October 12, 1994
Merle Haggard, 1994 (Curb Records 1994) -- On his 65th (good golly!) album, country legend Merle Haggard shows that he hasn't yet run out of steam. Backed by a strong band, and featuring likeable, intelligent songs, 1994 should revive Haggard's career.
And what a career he's had. A long-time Bakersfield native (he moved north to Lake Shasta in the 80s), Haggard wrote such classics as "Okie from Muskogee" and "Today I Started Loving You Again," and has been named "Top Male Vocalist of the Year" by the Academy of Country Music. Matched against his long history of recording success is an equally long history of personal difficulties. As a young man, Haggard spent three years in San Quentin (he was later pardoned by then-governor Ronald Reagan); Haggard is also on his fifth marriage.
Aside from a couple of cuts written by long-time collaborator Max D. Barnes, the songs on 1994 were written or co-written by Haggard. Rather than wallowing in the familiar country trough of liquor, pick-ups, and chasin' ladies, Haggard delivers tales about relationships and the traveling life with feeling and conviction. From his convincing cover of Willie Nelson's "Valentine" to the playful "What's New In New York City" to his ode to the road, "Troubadour," 1994 finds Haggard in fine form.

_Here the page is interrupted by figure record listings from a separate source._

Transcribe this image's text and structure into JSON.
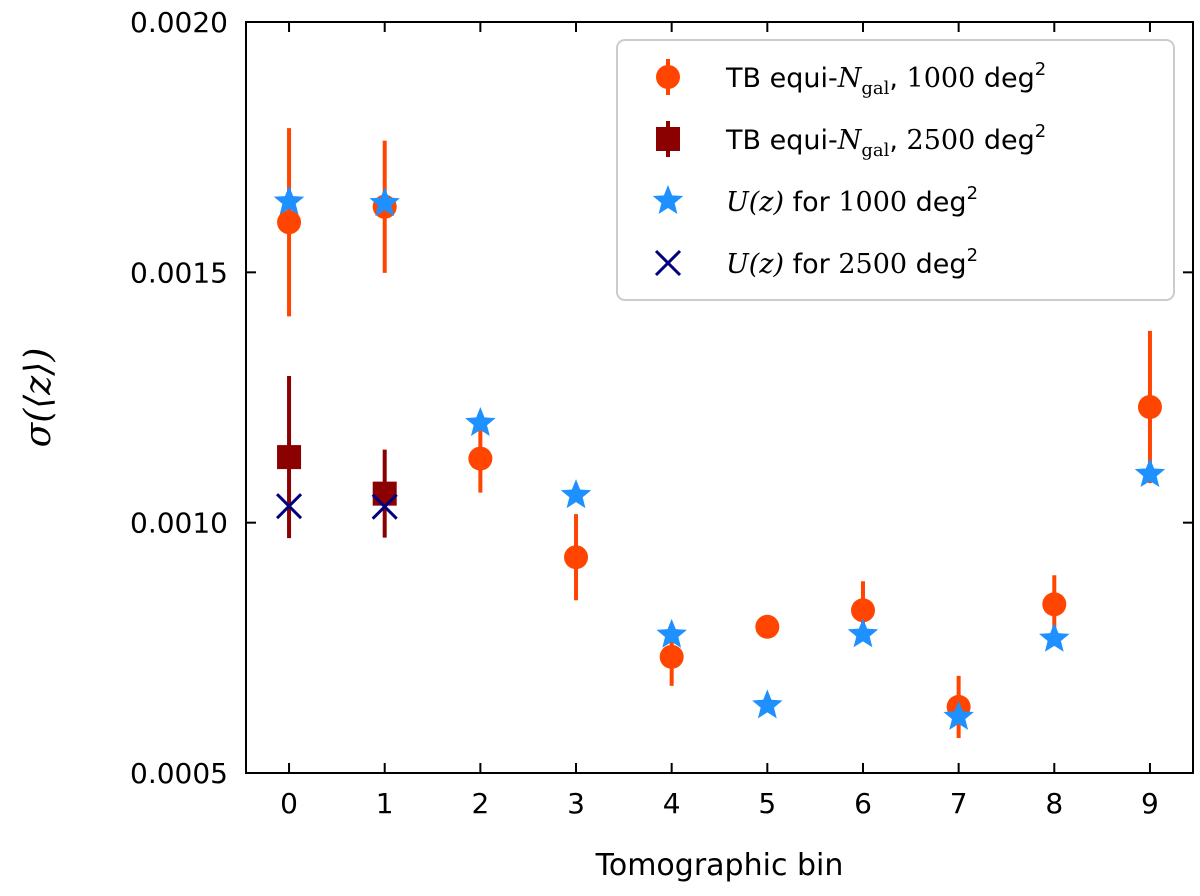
{
  "chart_data": {
    "type": "scatter",
    "title": "",
    "xlabel": "Tomographic bin",
    "ylabel": "σ(⟨z⟩)",
    "xlim": [
      -0.45,
      9.45
    ],
    "ylim": [
      0.0005,
      0.002
    ],
    "xticks": [
      0,
      1,
      2,
      3,
      4,
      5,
      6,
      7,
      8,
      9
    ],
    "xtick_labels": [
      "0",
      "1",
      "2",
      "3",
      "4",
      "5",
      "6",
      "7",
      "8",
      "9"
    ],
    "yticks": [
      0.0005,
      0.001,
      0.0015,
      0.002
    ],
    "ytick_labels": [
      "0.0005",
      "0.0010",
      "0.0015",
      "0.0020"
    ],
    "legend_position": "top-right",
    "series": [
      {
        "name": "TB equi-Ngal, 1000 deg2",
        "legend": {
          "prefix": "TB equi-",
          "var": "N",
          "sub": "gal",
          "sep": ", ",
          "num": "1000",
          "unit": " deg",
          "sup": "2"
        },
        "marker": "circle",
        "color": "#ff4500",
        "x": [
          0,
          1,
          2,
          3,
          4,
          5,
          6,
          7,
          8,
          9
        ],
        "y": [
          0.0016,
          0.001631,
          0.001128,
          0.000931,
          0.000732,
          0.000792,
          0.000825,
          0.000632,
          0.000837,
          0.001231
        ],
        "err": [
          0.000188,
          0.000132,
          6.8e-05,
          8.6e-05,
          5.8e-05,
          0.0,
          5.8e-05,
          6.2e-05,
          5.8e-05,
          0.000152
        ]
      },
      {
        "name": "TB equi-Ngal, 2500 deg2",
        "legend": {
          "prefix": "TB equi-",
          "var": "N",
          "sub": "gal",
          "sep": ", ",
          "num": "2500",
          "unit": " deg",
          "sup": "2"
        },
        "marker": "square",
        "color": "#8b0000",
        "x": [
          0,
          1
        ],
        "y": [
          0.001131,
          0.001058
        ],
        "err": [
          0.000162,
          8.8e-05
        ]
      },
      {
        "name": "U(z) for 1000 deg2",
        "legend": {
          "prefix": "",
          "var": "U(z)",
          "sub": "",
          "sep": " for ",
          "num": "1000",
          "unit": " deg",
          "sup": "2"
        },
        "marker": "star",
        "color": "#1e90ff",
        "x": [
          0,
          1,
          2,
          3,
          4,
          5,
          6,
          7,
          8,
          9
        ],
        "y": [
          0.001641,
          0.001638,
          0.001199,
          0.001055,
          0.000776,
          0.000635,
          0.000777,
          0.000612,
          0.000768,
          0.001097
        ]
      },
      {
        "name": "U(z) for 2500 deg2",
        "legend": {
          "prefix": "",
          "var": "U(z)",
          "sub": "",
          "sep": " for ",
          "num": "2500",
          "unit": " deg",
          "sup": "2"
        },
        "marker": "x",
        "color": "#000080",
        "x": [
          0,
          1
        ],
        "y": [
          0.001033,
          0.001032
        ]
      }
    ]
  }
}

They say an artist should write about that which he knows, and perhaps that's what sets 1994 apart. Instead of espousing any flavor-of-the-day political or moral views, Haggard sings from his experiences. Thus, on "Troubadour," he acknowledges, "Rhinestone guitar cases/Honky tonks and army bases/Tryin' to keep my name up there in the lights...Troubadour, I'm just a troubadour/Doin' everybody's favorite song."
1994 deserves comparison to Willie Nelson's comeback album, Across the Border (1993) -- both stick to their roots, and both deliver with compassion and conviction. 1994 is a fine serving from Haggard, and should be welcomed by all country fans.
Harry Connick, Jr., She (Columbia 1994) -- New Orleans native Harry Connick has previously staked out a singular position as a champion of barrelhouse jazz and preserver of American classics (as featured in his soundtrack to When Harry Met Sally). With five gold and five platinum albums behind him, Connick now aims to broaden his audience.
She marks a new departure for the artist; its 14 cuts were all written by Connick, and have a decidedly pop feel to them. Like his other albums, She was recorded in New Orleans, and features a strong supporting cast, including Leroy Jones on trumpet, George Porter, Jr. on bass, and Joseph "Zigaboo" Modeleiste on drums. The multi-talented Connick plays all the keyboard parts and contributes all of the lead vocals.
Frankly, I came to She with some pre-conceived prejudices against the cherubic-faced Connick. However, She has a disarmingly likeable feel to it. Though the thematic material isn't always deep, the delivery is smooth, and the production work impeccable. For some reason, this album brings back memories of Billy Joel's 52nd Street, as Connick shows that the urban Tin Pan Alley sound never died, it just got repackaged. While Connick isn't as street smart as Joel, neither is he as world-weary as Joel now sounds; Connick's up-beat attitude enables him to carry off this lighter-weight material with style.
From the pleasant funk influences of "She" through the playful "Here Comes the Big Parade" to the more rollicking "To Love the Language," She consistently delivers the goods. Though the album tends toward the safe side of the spectrum, it's a solid 60 minute effort, and should please both new and old fans of Connick.
Willie & Lobo, Fandango Nights (Mesa 1994) -- The unlikely musical duo of Willie Royal (electric violin) and Wolfgang 'Lobo' Fink (acoustic guitar) have released their second instrumental album, Fandango Nights. By enlisting additional musicians and revealing their lighter side, Fandango Nights is a breakthrough for this talented pair.
Willie & Lobo appeared earlier this year in Fresno, and the show was a knockout. The duo plays an unusual style of music -- with their jazz, flamenco, Middle Eastern, and pop influences, it's hard to peg them into any category. However, they have an obvious chemistry, and always liven the stage with their exotic stylings.
On Fandango Nights, Willie & Lobo employed a full studio band, including Efrain Toro on drums and percussions; keyboards and horns courtesy of fellow Mesa artist, Rick Braun; Bob Feldman on bass; and Suzie Katayama on cello. With this broadened sound, the 14 cuts on Fandango Nights transcend the incredible playing of Willie & Lobo.
The focus in "Bahia da Banderas" (a song about their home base, Puerta Vallerta) is the song's sweet melody and Willie's unearthly violin playing. By contrast, "A Dozen Camels" (a song with Arabian influences) displays Lobo's incredible six string technique; as Willie & Lobo say, "It costs a dozen camels to get the woman you love in the Arabian desert."
There's no easy way to describe this music. Fandango Nights is more fun-loving than its predecessor (Gypsy Boogaloo), and showcases the eclectic talents of Willie & Lobo. Try it, you'll like it.